Leo ego! Really? Maybe you just don’t know the writer. Oh wait, maybe the comments are fictional too, just like the writer’s post. And don’t we all express a lot of our feelings the way they’re described here? A greater human being is someone who ensures the opposite person is not hurt even though they have to juggle things on the inside. I say this is a well-outlined write-up of how most people feel (even though they don’t express it outright).
Pallavi: Hug back!
dipali55: Maybe there’s hope for the world, then?
Null Pointer: All I wants, my preciousssss, is to use that pack o’ gum for other purposes. Like, totes.
the mad momma & Lajja: It’s the Return of Insecure Mommy! Love how she can’t get me out of her head and concocts email accounts specially for me. So good for my “Leo ego”.
Aunty G: You’re a true team player
You long-verse slayer
Make us laugh
At the wits just half
Of the sorry naysayer. 😉
Broom: At your service, Broomness! 😛 I’ve been splendid. The universe is kind.
VidyaVidya: Thank you, hon. Your boys are delightful. There are real mothers, and then some others…. 😉
All along, when someone said ‘anyways’, I’d grimace.
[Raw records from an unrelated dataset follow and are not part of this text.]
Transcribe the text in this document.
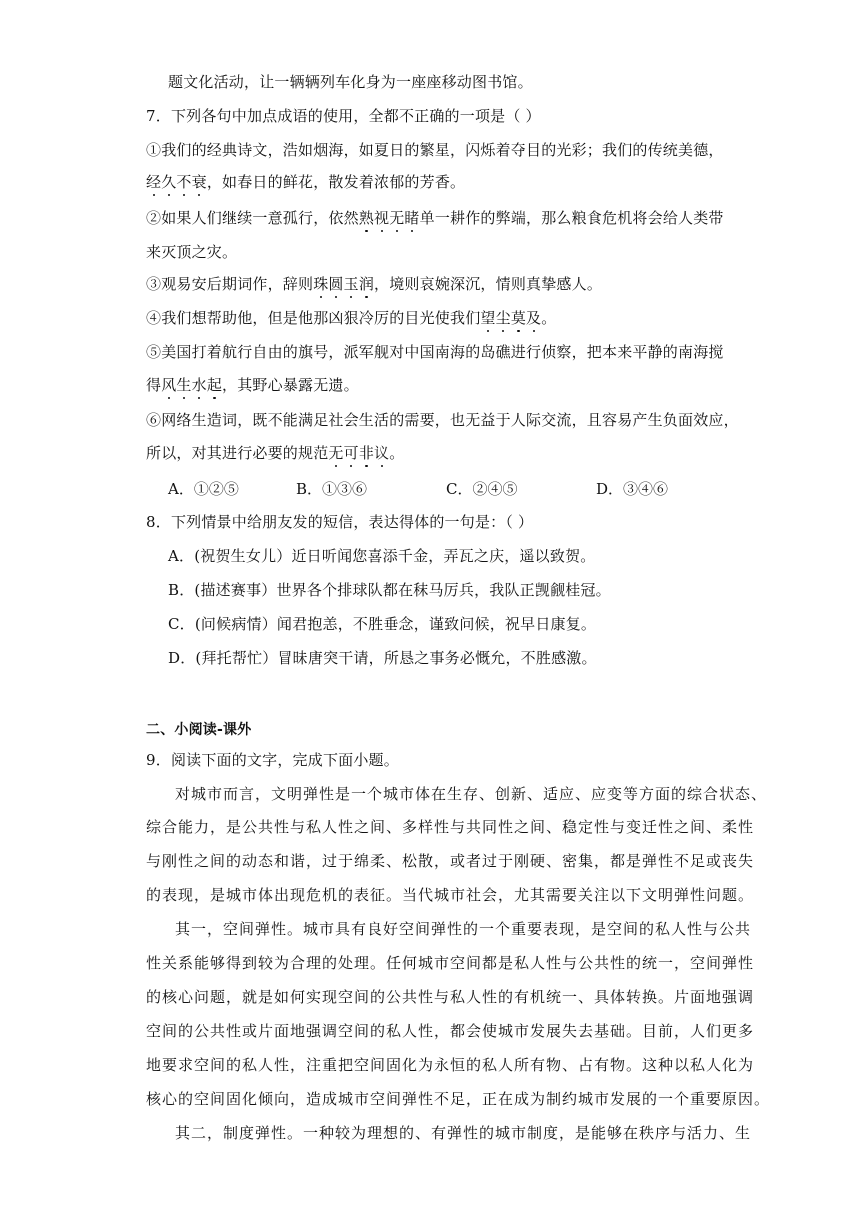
题文化活动，让一辆辆列车化身为一座座移动图书馆。
7．下列各句中加点成语的使用，全都不正确的一项是（ ）
①我们的经典诗文，浩如烟海，如夏日的繁星，闪烁着夺目的光彩；我们的传统美德，
经久不衰，如春日的鲜花，散发着浓郁的芳香。
②如果人们继续一意孤行，依然熟视无睹单一耕作的弊端，那么粮食危机将会给人类带
来灭顶之灾。
③观易安后期词作，辞则珠圆玉润，境则哀婉深沉，情则真挚感人。
④我们想帮助他，但是他那凶狠冷厉的目光使我们望尘莫及。
⑤美国打着航行自由的旗号，派军舰对中国南海的岛礁进行侦察，把本来平静的南海搅
得风生水起，其野心暴露无遗。
⑥网络生造词，既不能满足社会生活的需要，也无益于人际交流，且容易产生负面效应，
所以，对其进行必要的规范无可非议。
A．①②⑤	B．①③⑥	C．②④⑤	D．③④⑥
8．下列情景中给朋友发的短信，表达得体的一句是：（ ）
A．(祝贺生女儿）近日听闻您喜添千金，弄瓦之庆，遥以致贺。
B．(描述赛事）世界各个排球队都在秣马厉兵，我队正觊觎桂冠。
C．(问候病情）闻君抱恙，不胜垂念，谨致问候，祝早日康复。
D．(拜托帮忙）冒昧唐突干请，所恳之事务必慨允，不胜感激。
二、小阅读-课外
9．阅读下面的文字，完成下面小题。
对城市而言，文明弹性是一个城市体在生存、创新、适应、应变等方面的综合状态、
综合能力，是公共性与私人性之间、多样性与共同性之间、稳定性与变迁性之间、柔性
与刚性之间的动态和谐，过于绵柔、松散，或者过于刚硬、密集，都是弹性不足或丧失
的表现，是城市体出现危机的表征。当代城市社会，尤其需要关注以下文明弹性问题。
其一，空间弹性。城市具有良好空间弹性的一个重要表现，是空间的私人性与公共
性关系能够得到较为合理的处理。任何城市空间都是私人性与公共性的统一，空间弹性
的核心问题，就是如何实现空间的公共性与私人性的有机统一、具体转换。片面地强调
空间的公共性或片面地强调空间的私人性，都会使城市发展失去基础。目前，人们更多
地要求空间的私人性，注重把空间固化为永恒的私人所有物、占有物。这种以私人化为
核心的空间固化倾向，造成城市空间弹性不足，正在成为制约城市发展的一个重要原因。
其二，制度弹性。一种较为理想的、有弹性的城市制度，是能够在秩序与活力、生
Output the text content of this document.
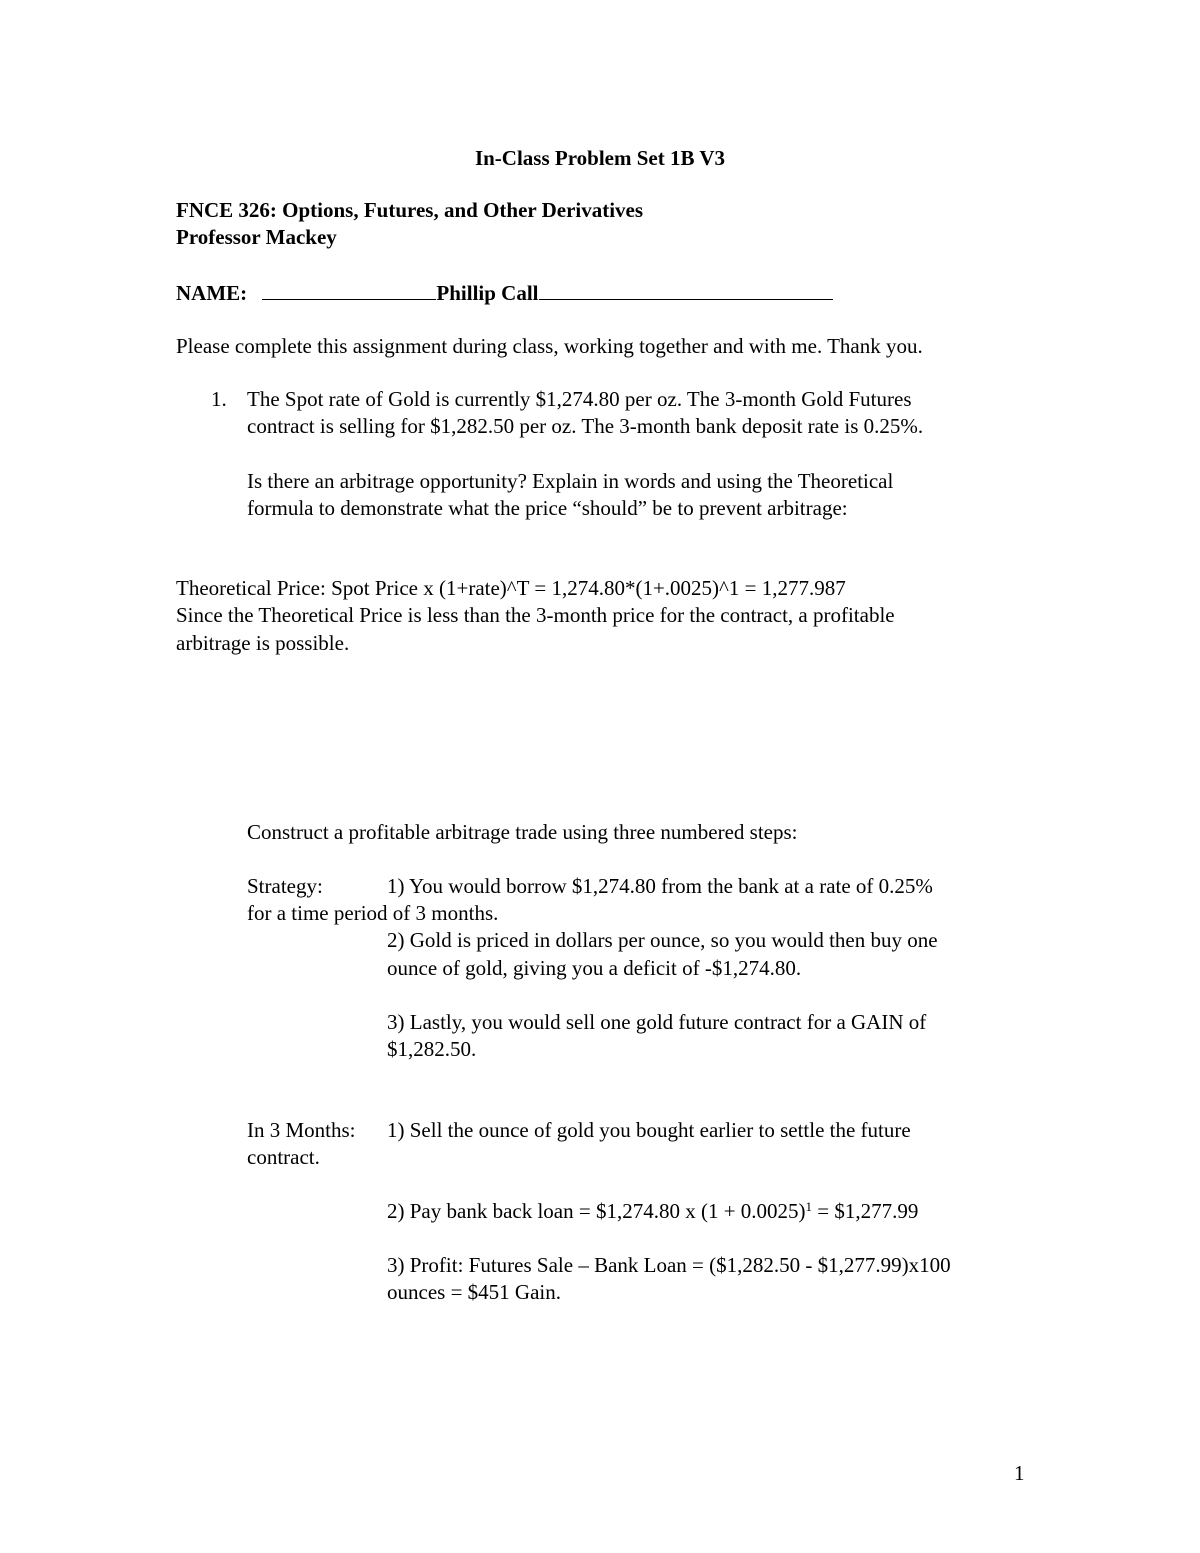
In-Class Problem Set 1B V3
FNCE 326: Options, Futures, and Other Derivatives
Professor Mackey
NAME:	Phillip Call
Please complete this assignment during class, working together and with me. Thank you.
1. The Spot rate of Gold is currently $1,274.80 per oz. The 3-month Gold Futures
contract is selling for $1,282.50 per oz. The 3-month bank deposit rate is 0.25%.
Is there an arbitrage opportunity? Explain in words and using the Theoretical
formula to demonstrate what the price “should” be to prevent arbitrage:
Theoretical Price: Spot Price x (1+rate)^T = 1,274.80*(1+.0025)^1 = 1,277.987
Since the Theoretical Price is less than the 3-month price for the contract, a profitable
arbitrage is possible.
Construct a profitable arbitrage trade using three numbered steps:
Strategy:	1) You would borrow $1,274.80 from the bank at a rate of 0.25%
for a time period of 3 months.
2) Gold is priced in dollars per ounce, so you would then buy one
ounce of gold, giving you a deficit of -$1,274.80.
3) Lastly, you would sell one gold future contract for a GAIN of
$1,282.50.
In 3 Months: 1) Sell the ounce of gold you bought earlier to settle the future
contract.
2) Pay bank back loan = $1,274.80 x $(1 + 0.0025)^1$ = $1,277.99
3) Profit: Futures Sale – Bank Loan = ($1,282.50 - $1,277.99)x100
ounces = $451 Gain.
1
Now, since the time I’ve read this post, I laugh. Out loud.
When you are it, address the lose vs. loose issue, will you please? It kills me.
R: Sure, hon. And then Loose Cannon above will completely lose it. 😆
And while you’re at it, there and their? Trial and trail?
Language Nazi.. I like the tag. The post, brilliant as always 🙂
VidyaVidya: There, there. With their chaddis in a twist, some folks get their sentences scrambled too. It’s a trial for the rest of us, yes, and therefore best to lose their trail quickly.
ittakestime: The first person I laugh at is me. 😉
They’re, there and their. Learn it people!!! I recall us having a conversation over these three words 😉 Love your blog btw!